Откликнитесь, дорогой Василий Витальевич. Я не давал о себе никаких вестей только потому, что не мог узнать Вашего адреса. И прежде всего ответьте, пожалуйста, на первые вопросы этого письма. Жена просит передать Вам и Вашей супруге самый сердечный привет.

Крепко жму Вашу руку. Писать мне лучше так: до 1 февраля — по адресу, кот<орый> на конверте, а потом — Москва Б-64, Подсосенский пер., 23, кв. 28, мне. Там живет мой тесть, и мы с женой там прописаны.

От всей души желаю сил — душевных и телесных.

 

15.I.58                                                                                                       Даниил Андреев

 


1 Д. Л. Андреев освобожден из Владимирской тюрьмы 22 апреля 1957 г., реабилитирован 11 июля того же года. А. А. Андреева освобождена из Мордовских лагерей 10 августа 1956 г. со снятием судимости.

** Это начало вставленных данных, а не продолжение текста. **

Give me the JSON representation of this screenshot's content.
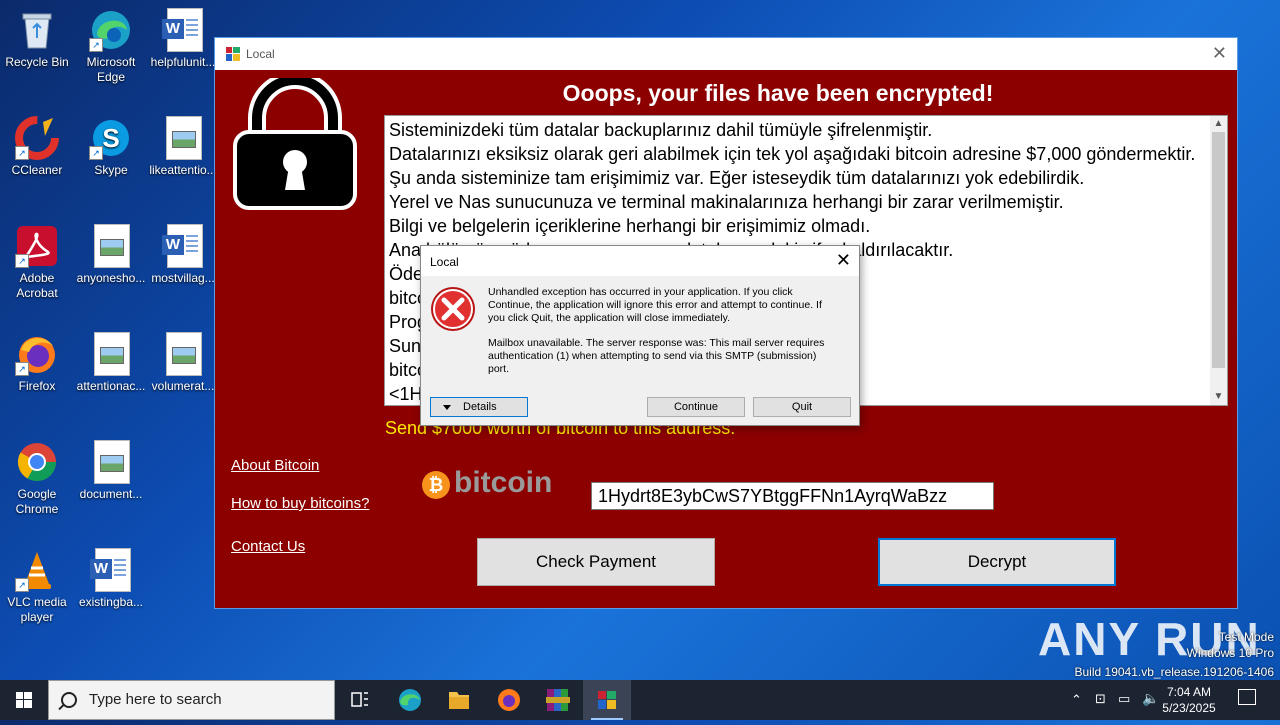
{
  "desktop": {
    "icons": [
      {
        "label": "Recycle Bin"
      },
      {
        "label": "Microsoft Edge"
      },
      {
        "label": "helpfulunit..."
      },
      {
        "label": "CCleaner"
      },
      {
        "label": "Skype"
      },
      {
        "label": "likeattentio..."
      },
      {
        "label": "Adobe Acrobat"
      },
      {
        "label": "anyonesho..."
      },
      {
        "label": "mostvillag..."
      },
      {
        "label": "Firefox"
      },
      {
        "label": "attentionac..."
      },
      {
        "label": "volumerat..."
      },
      {
        "label": "Google Chrome"
      },
      {
        "label": "document..."
      },
      {
        "label": "VLC media player"
      },
      {
        "label": "existingba..."
      }
    ]
  },
  "ransom_window": {
    "title": "Local",
    "headline": "Ooops, your files have been encrypted!",
    "message_lines": [
      "Sisteminizdeki tüm datalar backuplarınız dahil tümüyle şifrelenmiştir.",
      "Datalarınızı eksiksiz olarak geri alabilmek için tek yol aşağıdaki bitcoin adresine $7,000 göndermektir.",
      "Şu anda sisteminize tam erişimimiz var. Eğer isteseydik tüm datalarınızı yok edebilirdik.",
      "Yerel ve Nas sunucunuza ve terminal makinalarınıza herhangi bir zarar verilmemiştir.",
      "Bilgi ve belgelerin içeriklerine herhangi bir erişimimiz olmadı.",
      "Ana bölümü ... ödeme yapmazsanız datalarınızdaki şifre kaldırılacaktır.",
      "Öde... açmaktan geri durmayacağız.",
      "bitco... butonuna tıklamanız yeterli.",
      "Prog...",
      "Sun...",
      "bitco... nu aktif olacaktır.",
      "<1H..."
    ],
    "send_label": "Send $7000 worth of bitcoin to this address:",
    "links": {
      "about": "About Bitcoin",
      "how_to_buy": "How to buy bitcoins?",
      "contact": "Contact Us"
    },
    "bitcoin_logo_text": "bitcoin",
    "address": "1Hydrt8E3ybCwS7YBtggFFNn1AyrqWaBzz",
    "check_payment_label": "Check Payment",
    "decrypt_label": "Decrypt",
    "colors": {
      "background": "#8c0000",
      "send_label": "#ffea00"
    }
  },
  "error_dialog": {
    "title": "Local",
    "message1": "Unhandled exception has occurred in your application. If you click Continue, the application will ignore this error and attempt to continue. If you click Quit, the application will close immediately.",
    "message2": "Mailbox unavailable. The server response was: This mail server requires authentication (1) when attempting to send via this SMTP (submission) port.",
    "details_label": "Details",
    "continue_label": "Continue",
    "quit_label": "Quit"
  },
  "taskbar": {
    "search_placeholder": "Type here to search",
    "time": "7:04 AM",
    "date": "5/23/2025"
  },
  "watermark": {
    "line1": "Test Mode",
    "line2": "Windows 10 Pro",
    "line3": "Build 19041.vb_release.191206-1406",
    "brand": "ANY RUN"
  }
}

2 После освобождения из мест заключения Андреевы, не имея жилья и прописки, находили приют у друзей или снимали жилье в деревне.


II

<...> Отпр.: Москва Б-64, Подсосенский пер., д. 23, кв. 28, Андреев Д. Л.

 

Дорогой Василий Витальевич,

Простите меня, пожалуйста, за механический вид этого письма. Пишущая машинка — одно из немногих бесспорных благ цивилизации. Привыкнув к ней, рука перестает владеть пером с должной легкостью, и писание при помощи авторучки превращается в тот процесс, о котором однажды не без остроумия выразился мой отец: «пишу — точно животом по гумми-арабику ползу». По моим подсчетам, пиш<ущая> машина убыстряет процесс писания примерно в три раза.

Прежде всего, дорогой друг, о Ваших делах, вызывающих у меня и некоторых моих хороших знакомых некоторое беспокойство. Слава Богу, что Ваши далекие друзья остаются верны своим старым привязанностям. По крайней мере хоть продовольственные вопросы не представляют сейчас для Вас большой проблемы (насколько я понял из Вашего письма). Насчет «церковной мыши» Вы, к сожалению, недалеки от истины. Правда, есть кое-какие надежды на изменение такого положения в недалеком будущем, но, во-первых, это еще не наверняка, а во-вторых — решение этого вопроса требует некоторого времени.­ Имейте однако в виду, что в посылках мое участие состояло бы, в основном, в технической стороне: в их организации и отправке. Поэтому, если продовольственное положение изменится, немедленно дайте об этом знать, не дожидаясь, пока я «разбогатею»: одно к другому не имеет отношения.

Теперь главное. Я так и остался в неведении о состоянии здоровья Вашего и Марии Дмитриевны. Об этом хотелось бы получить возможно более полные сведения. Чрезвычайно важно было бы также знать, какие возможности имеются у Марии Дмитриевны в смысле работы (в случае переезда в другое место), то есть в работе какого рода она была бы заинтересована, кем ей случалось работать раньше и т. д. Обо всем этом, пожалуйста, напишите возможно подробнее, потому что без ясного представления о ее желаниях и возможностях нельзя предпринять никаких практических шагов.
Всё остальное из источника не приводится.